Why it matters: The race to embed AI agents into work tools just got real. If Slackbot can schedule your meetings, draft your emails, and pull data from your CRM without you leaving the chat window, the line between “messaging app” and “work operating system” disappears.

Source: TechCrunch


4. Nvidia Invests $2 Billion in Marvell to Lock Down AI Infrastructure

Nvidia has made a $2 billion investment in chip designer Marvell Technology, creating a partnership focused on advanced networking solutions for AI data centers. The deal centers on optical interconnects and silicon photonics, the technology that enables high-speed, energy-efficient data transmission between AI chips. Marvell will contribute custom chips compatible with Nvidia’s NVLink Fusion, while Nvidia supplies CPUs, network interface cards, and interconnects. Big Tech firms including Alphabet and Meta are expected to spend at least $630 billion on AI infrastructure this year, and this deal positions Nvidia to stay central to that buildout even as customers explore custom chip alternatives.

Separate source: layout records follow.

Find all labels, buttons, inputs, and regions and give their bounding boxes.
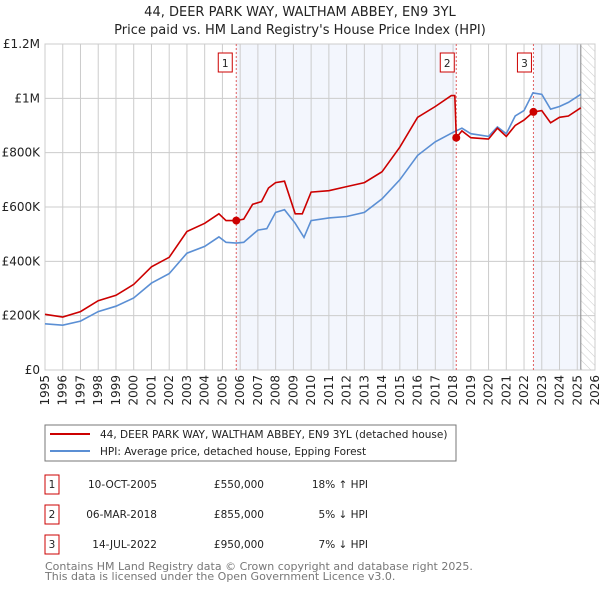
legend: 44, DEER PARK WAY, WALTHAM ABBEY, EN9 3Y… <box>44 424 457 462</box>
x-tick-label: 2014 <box>375 375 389 406</box>
x-tick-label: 2000 <box>127 375 141 406</box>
hpi-line <box>44 92 582 327</box>
x-tick-label: 2002 <box>162 375 176 406</box>
x-tick-label: 2012 <box>340 375 354 406</box>
x-tick-label: 1995 <box>38 375 52 406</box>
x-tick-label: 2025 <box>570 375 584 406</box>
y-tick-label: £0 <box>25 363 40 377</box>
x-tick-label: 2011 <box>322 375 336 406</box>
x-tick-label: 2026 <box>588 375 600 406</box>
x-tick-label: 2017 <box>428 375 442 406</box>
sale-label-3: 3 <box>521 58 528 70</box>
x-tick-label: 2024 <box>553 375 567 406</box>
sale-row-badge: 3 <box>49 539 56 551</box>
x-tick-label: 1997 <box>73 375 87 406</box>
sale-row-badge-box <box>44 474 60 495</box>
y-tick-label: £600K <box>2 200 42 214</box>
sale-row-badge-box <box>44 504 60 525</box>
sale-point-3 <box>529 107 538 116</box>
plot-border <box>44 43 596 371</box>
sale-row-price: £855,000 <box>214 509 264 521</box>
sale-point-1 <box>232 216 241 225</box>
y-tick-label: £1M <box>14 91 40 105</box>
sale-row-price: £950,000 <box>214 539 264 551</box>
sale-row-badge: 2 <box>49 509 56 521</box>
sale-row-price: £550,000 <box>214 479 264 491</box>
sale-point-2 <box>452 133 461 142</box>
x-tick-label: 2022 <box>517 375 531 406</box>
sale-row-date: 14-JUL-2022 <box>92 539 157 551</box>
y-tick-label: £400K <box>2 254 42 268</box>
sale-row-hpi-diff: 5% ↓ HPI <box>319 509 368 521</box>
sale-label-1: 1 <box>222 58 229 70</box>
sale-label-2: 2 <box>444 58 451 70</box>
x-tick-label: 2023 <box>535 375 549 406</box>
x-tick-label: 2010 <box>304 375 318 406</box>
x-tick-label: 2004 <box>198 375 212 406</box>
x-tick-label: 2013 <box>357 375 371 406</box>
x-tick-label: 1999 <box>109 375 123 406</box>
sale-row-badge-box <box>44 534 60 555</box>
sale-row-hpi-diff: 7% ↓ HPI <box>319 539 368 551</box>
x-tick-label: 2020 <box>482 375 496 406</box>
y-tick-label: £200K <box>2 309 42 323</box>
x-tick-label: 2015 <box>393 375 407 406</box>
footer-line-1: Contains HM Land Registry data © Crown c… <box>45 560 473 573</box>
x-tick-label: 2009 <box>286 375 300 406</box>
legend-hpi: HPI: Average price, detached house, Eppi… <box>100 446 366 458</box>
x-tick-label: 2018 <box>446 375 460 406</box>
chart-title: 44, DEER PARK WAY, WALTHAM ABBEY, EN9 3Y… <box>144 5 456 20</box>
x-tick-label: 2007 <box>251 375 265 406</box>
sale-label-box-1 <box>217 52 233 73</box>
x-tick-label: 2003 <box>180 375 194 406</box>
x-tick-label: 2008 <box>269 375 283 406</box>
x-tick-label: 2001 <box>144 375 158 406</box>
x-tick-label: 2019 <box>464 375 478 406</box>
sale-label-box-3 <box>516 52 532 73</box>
x-tick-label: 1998 <box>91 375 105 406</box>
property-price-line <box>44 94 582 318</box>
sale-row-date: 06-MAR-2018 <box>86 509 157 521</box>
x-tick-label: 2016 <box>411 375 425 406</box>
legend-property: 44, DEER PARK WAY, WALTHAM ABBEY, EN9 3Y… <box>100 429 447 441</box>
sale-row-badge: 1 <box>49 479 56 491</box>
x-tick-label: 1996 <box>56 375 70 406</box>
x-tick-label: 2021 <box>499 375 513 406</box>
sale-row-date: 10-OCT-2005 <box>88 479 157 491</box>
x-tick-label: 2006 <box>233 375 247 406</box>
sale-label-box-2 <box>439 52 455 73</box>
x-tick-label: 2005 <box>215 375 229 406</box>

Why it matters: Nvidia isn’t just selling GPUs anymore. By investing in the networking layer that connects all the chips in a data center, it’s making sure even companies that use competitors’ processors still need Nvidia’s ecosystem to make everything talk to each other.

Source: Reuters


Quick Hits

  • Chinese chipmakers now claim nearly half of their domestic market as Nvidia’s share shrinks under ongoing U.S. export restrictions, according to IDC data. Source: Reuters

  • Meta launches two $499 Ray-Ban prescription smart glasses, expanding its AI-powered wearables line into the prescription market for the first time. Source: Reuters

  • Anthropic signs an AI safety and economic data tracking deal with Australia, its latest move to expand internationally while navigating its ongoing conflict with the U.S. Defense Department. Source: Reuters


That’s it for today. The through-line: AI companies are building empires so fast that even their mistakes create industry-shifting moments. A $122 billion funding round, 512,000 lines of leaked code, and a chat app that now runs your workday. The scale is hard to process, but the direction is clear.